Researchers have discovered a new ‘hidden’ gene in SARS-CoV-2 — the virus that causes COVID-19 — that may have contributed to its unique biology and pandemic potential. In a virus that only has about 15 genes in total, knowing more about this and other overlapping genes — or ‘genes within genes’ — could have a significant impact on how we combat the virus…

At first glance, genes can seem like written language in that they are made of strings of letters (in RNA viruses, the nucleotides A, U, G, and C) that convey information. But while the units of language (words) are discrete and non-overlapping, genes can be overlapping and multifunctional, with information cryptically encoded depending on where you start “reading.” Overlapping genes are hard to spot, and most scientific computer programs are not designed to find them. However, they are common in viruses. This is partly because RNA viruses have a high mutation rate, so they tend to keep their gene count low to prevent a large number of mutations. As a result, viruses have evolved a sort of data compression system in which one letter in its genome can contribute to two or even three different genes.

“Missing overlapping genes puts us in peril of overlooking important aspects of viral biology,” said Nelson. “In terms of genome size, SARS-CoV-2 and its relatives are among the longest RNA viruses that exist. They are thus perhaps more prone to ‘genomic trickery’ than other RNA viruses.”

American Museum of Natural History, “Study identifies new ‘hidden’ gene in COVID-19 virus” at ScienceDaily

The paper is open access.

Also: COVID-19:When 900 bytes shut down the world. A great physicist warned us, information precedes matter and energy: Bit before it.

3 Replies to ““Genes within genes” may contribute to COVID-19’s pandemic potential

  1. 1
    EDTA says:

    >”Overlapping genes are hard to spot, and most scientific computer programs are not designed to find them.”

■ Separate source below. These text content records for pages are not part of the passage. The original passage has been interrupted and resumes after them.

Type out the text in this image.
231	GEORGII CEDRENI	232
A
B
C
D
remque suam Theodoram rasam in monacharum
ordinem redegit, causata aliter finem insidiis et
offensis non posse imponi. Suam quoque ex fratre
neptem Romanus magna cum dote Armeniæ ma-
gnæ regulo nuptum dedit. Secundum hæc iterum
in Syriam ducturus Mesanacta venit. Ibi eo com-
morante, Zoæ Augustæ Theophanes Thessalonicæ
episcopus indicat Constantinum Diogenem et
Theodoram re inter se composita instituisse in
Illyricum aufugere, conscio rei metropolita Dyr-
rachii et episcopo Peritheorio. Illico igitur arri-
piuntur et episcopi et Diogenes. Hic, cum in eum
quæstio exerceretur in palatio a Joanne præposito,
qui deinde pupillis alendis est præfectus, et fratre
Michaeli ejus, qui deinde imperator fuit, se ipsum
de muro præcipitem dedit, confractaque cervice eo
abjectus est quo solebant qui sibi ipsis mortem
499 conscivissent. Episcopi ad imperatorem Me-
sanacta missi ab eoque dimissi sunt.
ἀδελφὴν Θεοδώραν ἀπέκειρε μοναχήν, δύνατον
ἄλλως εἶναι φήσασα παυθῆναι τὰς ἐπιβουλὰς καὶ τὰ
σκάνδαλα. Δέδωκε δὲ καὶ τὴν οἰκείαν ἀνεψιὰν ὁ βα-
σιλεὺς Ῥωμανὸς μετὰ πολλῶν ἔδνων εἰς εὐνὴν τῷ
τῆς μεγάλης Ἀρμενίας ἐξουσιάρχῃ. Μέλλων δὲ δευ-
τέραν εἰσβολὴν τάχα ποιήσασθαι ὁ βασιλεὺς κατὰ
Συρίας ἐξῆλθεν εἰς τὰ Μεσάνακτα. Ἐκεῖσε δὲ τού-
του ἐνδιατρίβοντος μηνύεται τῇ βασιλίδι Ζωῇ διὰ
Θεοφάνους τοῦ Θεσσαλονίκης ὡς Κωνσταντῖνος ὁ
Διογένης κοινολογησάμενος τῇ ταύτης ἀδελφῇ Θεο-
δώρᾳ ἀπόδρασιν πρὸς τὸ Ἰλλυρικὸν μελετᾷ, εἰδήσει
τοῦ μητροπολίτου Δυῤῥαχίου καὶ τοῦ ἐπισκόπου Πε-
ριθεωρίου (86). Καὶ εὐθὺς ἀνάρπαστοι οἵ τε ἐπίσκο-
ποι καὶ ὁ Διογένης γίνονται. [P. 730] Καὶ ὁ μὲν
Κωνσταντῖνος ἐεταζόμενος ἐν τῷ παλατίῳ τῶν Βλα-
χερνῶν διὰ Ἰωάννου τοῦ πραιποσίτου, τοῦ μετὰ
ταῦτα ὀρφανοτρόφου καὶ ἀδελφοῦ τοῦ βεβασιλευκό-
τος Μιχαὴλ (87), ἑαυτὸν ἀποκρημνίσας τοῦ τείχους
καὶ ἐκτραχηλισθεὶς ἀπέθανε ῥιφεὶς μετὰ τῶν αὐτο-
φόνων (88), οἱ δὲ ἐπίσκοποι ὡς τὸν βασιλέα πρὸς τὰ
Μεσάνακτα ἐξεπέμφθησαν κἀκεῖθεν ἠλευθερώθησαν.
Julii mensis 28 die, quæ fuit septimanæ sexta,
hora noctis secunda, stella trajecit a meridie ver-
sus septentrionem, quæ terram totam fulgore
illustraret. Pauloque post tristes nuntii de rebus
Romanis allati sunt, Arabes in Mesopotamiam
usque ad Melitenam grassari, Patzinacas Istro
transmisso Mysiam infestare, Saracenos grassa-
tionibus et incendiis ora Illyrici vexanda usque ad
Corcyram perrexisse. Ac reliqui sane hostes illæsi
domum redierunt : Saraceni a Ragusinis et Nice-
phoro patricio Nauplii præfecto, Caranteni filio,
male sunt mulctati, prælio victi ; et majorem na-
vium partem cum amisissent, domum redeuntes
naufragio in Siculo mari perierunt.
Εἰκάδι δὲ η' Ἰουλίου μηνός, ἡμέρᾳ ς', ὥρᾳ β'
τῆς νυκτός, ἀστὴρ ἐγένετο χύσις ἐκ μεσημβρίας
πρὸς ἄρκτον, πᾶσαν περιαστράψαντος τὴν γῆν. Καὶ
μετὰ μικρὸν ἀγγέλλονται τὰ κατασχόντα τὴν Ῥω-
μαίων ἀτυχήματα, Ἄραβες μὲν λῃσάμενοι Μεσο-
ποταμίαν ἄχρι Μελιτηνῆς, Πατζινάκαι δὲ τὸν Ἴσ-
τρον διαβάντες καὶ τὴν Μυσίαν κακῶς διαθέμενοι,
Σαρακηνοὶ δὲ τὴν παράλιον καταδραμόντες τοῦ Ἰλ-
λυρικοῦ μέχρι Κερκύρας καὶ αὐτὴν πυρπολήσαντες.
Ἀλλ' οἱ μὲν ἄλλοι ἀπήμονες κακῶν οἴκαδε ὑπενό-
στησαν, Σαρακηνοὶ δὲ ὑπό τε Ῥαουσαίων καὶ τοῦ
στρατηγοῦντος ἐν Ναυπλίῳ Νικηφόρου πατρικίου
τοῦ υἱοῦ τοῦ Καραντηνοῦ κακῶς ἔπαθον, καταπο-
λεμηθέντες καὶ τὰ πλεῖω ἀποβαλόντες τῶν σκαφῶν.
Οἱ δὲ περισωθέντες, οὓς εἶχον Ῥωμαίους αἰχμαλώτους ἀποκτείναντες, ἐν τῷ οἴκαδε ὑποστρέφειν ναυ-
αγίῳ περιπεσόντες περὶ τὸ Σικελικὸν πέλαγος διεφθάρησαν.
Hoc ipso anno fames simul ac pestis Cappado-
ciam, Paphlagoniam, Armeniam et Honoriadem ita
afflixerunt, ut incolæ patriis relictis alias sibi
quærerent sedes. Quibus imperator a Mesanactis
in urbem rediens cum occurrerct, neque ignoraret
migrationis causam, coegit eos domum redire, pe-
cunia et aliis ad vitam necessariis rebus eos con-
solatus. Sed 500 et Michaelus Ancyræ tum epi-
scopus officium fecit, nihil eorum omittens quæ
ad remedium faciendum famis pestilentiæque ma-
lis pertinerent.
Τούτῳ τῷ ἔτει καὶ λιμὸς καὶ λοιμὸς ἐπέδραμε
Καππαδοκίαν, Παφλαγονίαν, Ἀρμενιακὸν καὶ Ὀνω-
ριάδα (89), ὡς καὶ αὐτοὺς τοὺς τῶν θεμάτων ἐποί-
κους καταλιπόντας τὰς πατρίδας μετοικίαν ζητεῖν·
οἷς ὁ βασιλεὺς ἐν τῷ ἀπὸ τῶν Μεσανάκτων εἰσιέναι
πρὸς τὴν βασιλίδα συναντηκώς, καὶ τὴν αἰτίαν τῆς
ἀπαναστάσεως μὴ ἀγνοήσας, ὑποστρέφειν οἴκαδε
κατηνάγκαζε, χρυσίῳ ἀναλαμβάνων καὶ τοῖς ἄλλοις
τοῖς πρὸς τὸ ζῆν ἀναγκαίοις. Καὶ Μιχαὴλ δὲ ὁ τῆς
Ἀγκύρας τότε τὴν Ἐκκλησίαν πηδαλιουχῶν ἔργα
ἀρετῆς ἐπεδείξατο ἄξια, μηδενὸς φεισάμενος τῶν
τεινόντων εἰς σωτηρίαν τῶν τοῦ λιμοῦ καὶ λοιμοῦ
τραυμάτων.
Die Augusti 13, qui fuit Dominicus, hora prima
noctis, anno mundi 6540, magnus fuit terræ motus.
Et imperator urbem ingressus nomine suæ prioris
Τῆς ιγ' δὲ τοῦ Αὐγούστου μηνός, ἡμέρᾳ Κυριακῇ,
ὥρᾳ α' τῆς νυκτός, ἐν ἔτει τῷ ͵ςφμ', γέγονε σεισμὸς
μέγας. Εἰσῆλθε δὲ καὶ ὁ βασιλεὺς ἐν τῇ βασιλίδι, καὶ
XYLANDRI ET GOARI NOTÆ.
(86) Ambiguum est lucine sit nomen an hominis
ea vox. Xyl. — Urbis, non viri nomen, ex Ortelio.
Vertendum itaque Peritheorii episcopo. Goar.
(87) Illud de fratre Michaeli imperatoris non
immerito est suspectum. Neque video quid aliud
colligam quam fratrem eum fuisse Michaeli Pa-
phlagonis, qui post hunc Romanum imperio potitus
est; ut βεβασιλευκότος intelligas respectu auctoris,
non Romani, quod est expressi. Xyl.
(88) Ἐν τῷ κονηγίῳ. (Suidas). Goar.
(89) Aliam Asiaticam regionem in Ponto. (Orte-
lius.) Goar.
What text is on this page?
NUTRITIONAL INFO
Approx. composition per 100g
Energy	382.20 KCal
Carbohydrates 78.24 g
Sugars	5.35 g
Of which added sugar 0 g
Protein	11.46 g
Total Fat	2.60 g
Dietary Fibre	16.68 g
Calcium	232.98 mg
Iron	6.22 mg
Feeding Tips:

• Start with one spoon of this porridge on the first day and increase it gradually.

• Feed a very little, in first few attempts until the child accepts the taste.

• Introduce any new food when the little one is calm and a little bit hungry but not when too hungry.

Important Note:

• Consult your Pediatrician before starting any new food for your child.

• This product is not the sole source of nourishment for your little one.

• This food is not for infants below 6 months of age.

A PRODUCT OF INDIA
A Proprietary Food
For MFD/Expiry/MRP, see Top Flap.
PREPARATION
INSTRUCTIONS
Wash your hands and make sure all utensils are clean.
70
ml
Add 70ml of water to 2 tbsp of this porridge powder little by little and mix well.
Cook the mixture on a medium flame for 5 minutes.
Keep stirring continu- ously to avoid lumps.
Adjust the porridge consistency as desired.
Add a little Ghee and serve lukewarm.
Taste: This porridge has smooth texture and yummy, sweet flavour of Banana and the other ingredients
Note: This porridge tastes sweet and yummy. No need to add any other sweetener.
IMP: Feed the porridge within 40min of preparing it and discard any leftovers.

    Seriously? Even those of us here at UD have known about multiple reading frames for the same stretch of DNA for years now.

  2. 2
    ET says:

    This just in, yesterday: New coronavirus breathalyzer test in the works at University of Miami. It only makes sense if the way of transmission is through exhaling.

  3. 3
    polistra says:

    We already knew that the common cold virus changes its genome. Rebranding it as the Super-Plague doesn’t change Nature.